Slow halide exchange in CsPbIBr2 films for high-efficiency, carbon-based, all-inorganic perovskite solar cells

Abstract

Halide exchange offers a versatile way to modify the properties of halide perovskites, but it is particularly challenging to slow the reaction rate to restrain defect growth in the products. Herein, we propose a slow halide exchange strategy to simultaneously fine-tune the optical and microstructural characteristics of CsPbIBr2 films by physically pairing CsPbIBr2 and CH3NH3PbI3 films.
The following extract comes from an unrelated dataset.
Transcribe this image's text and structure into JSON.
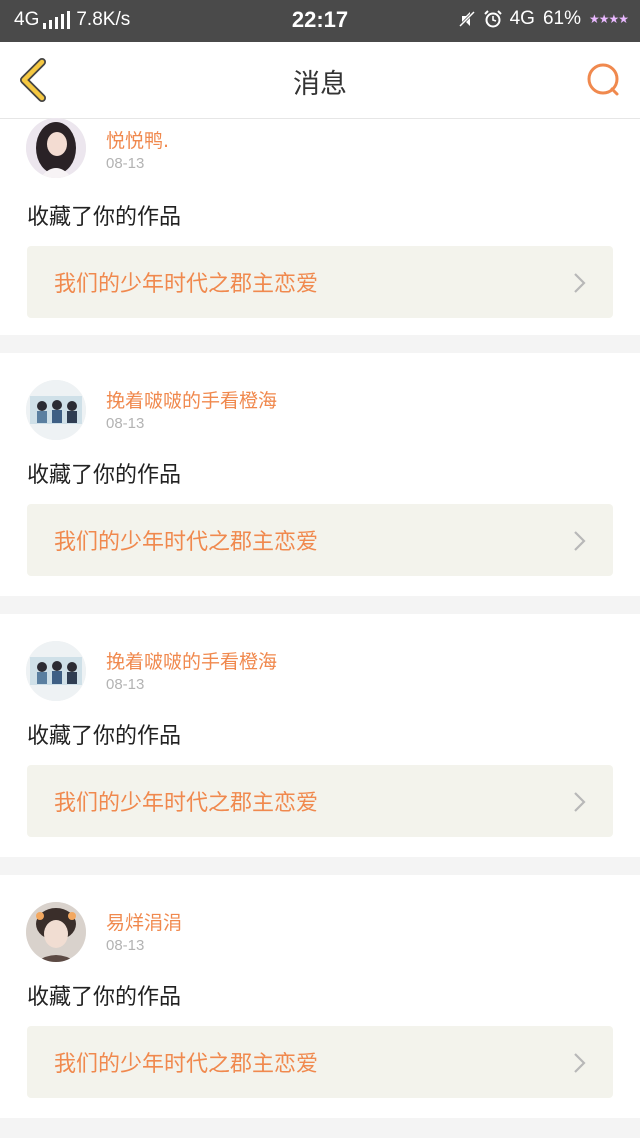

Once a proper heating treatment is applied, halide exchange of Br− and I− ions between the films is activated, and the reaction rate can be well controlled by the heating recipe, in which a high temperature can accelerate the exchange reaction, while a low temperature slows or stops it. By using an optimal halide exchange temperature (110°C) and time (2 h), the parent CsPbIBr2 film was transformed into high-quality CsPbI1+xBr2−x film, featuring an extended absorption onset from 590 to 625 nm, coarsened grains, improved crystallinity, reduced surface roughness, suppressed halide phase segregation, and identical stability to the pristine film. Accordingly, the efficiency of a carbon-based, all-inorganic perovskite solar cell (PSC) was boosted to 10.94%, which was much higher than that of the pristine CsPbIBr2 film (8.21%). The CsPbI1+xBr2−x PSC also possessed excellent tolerance against heat and moisture stresses.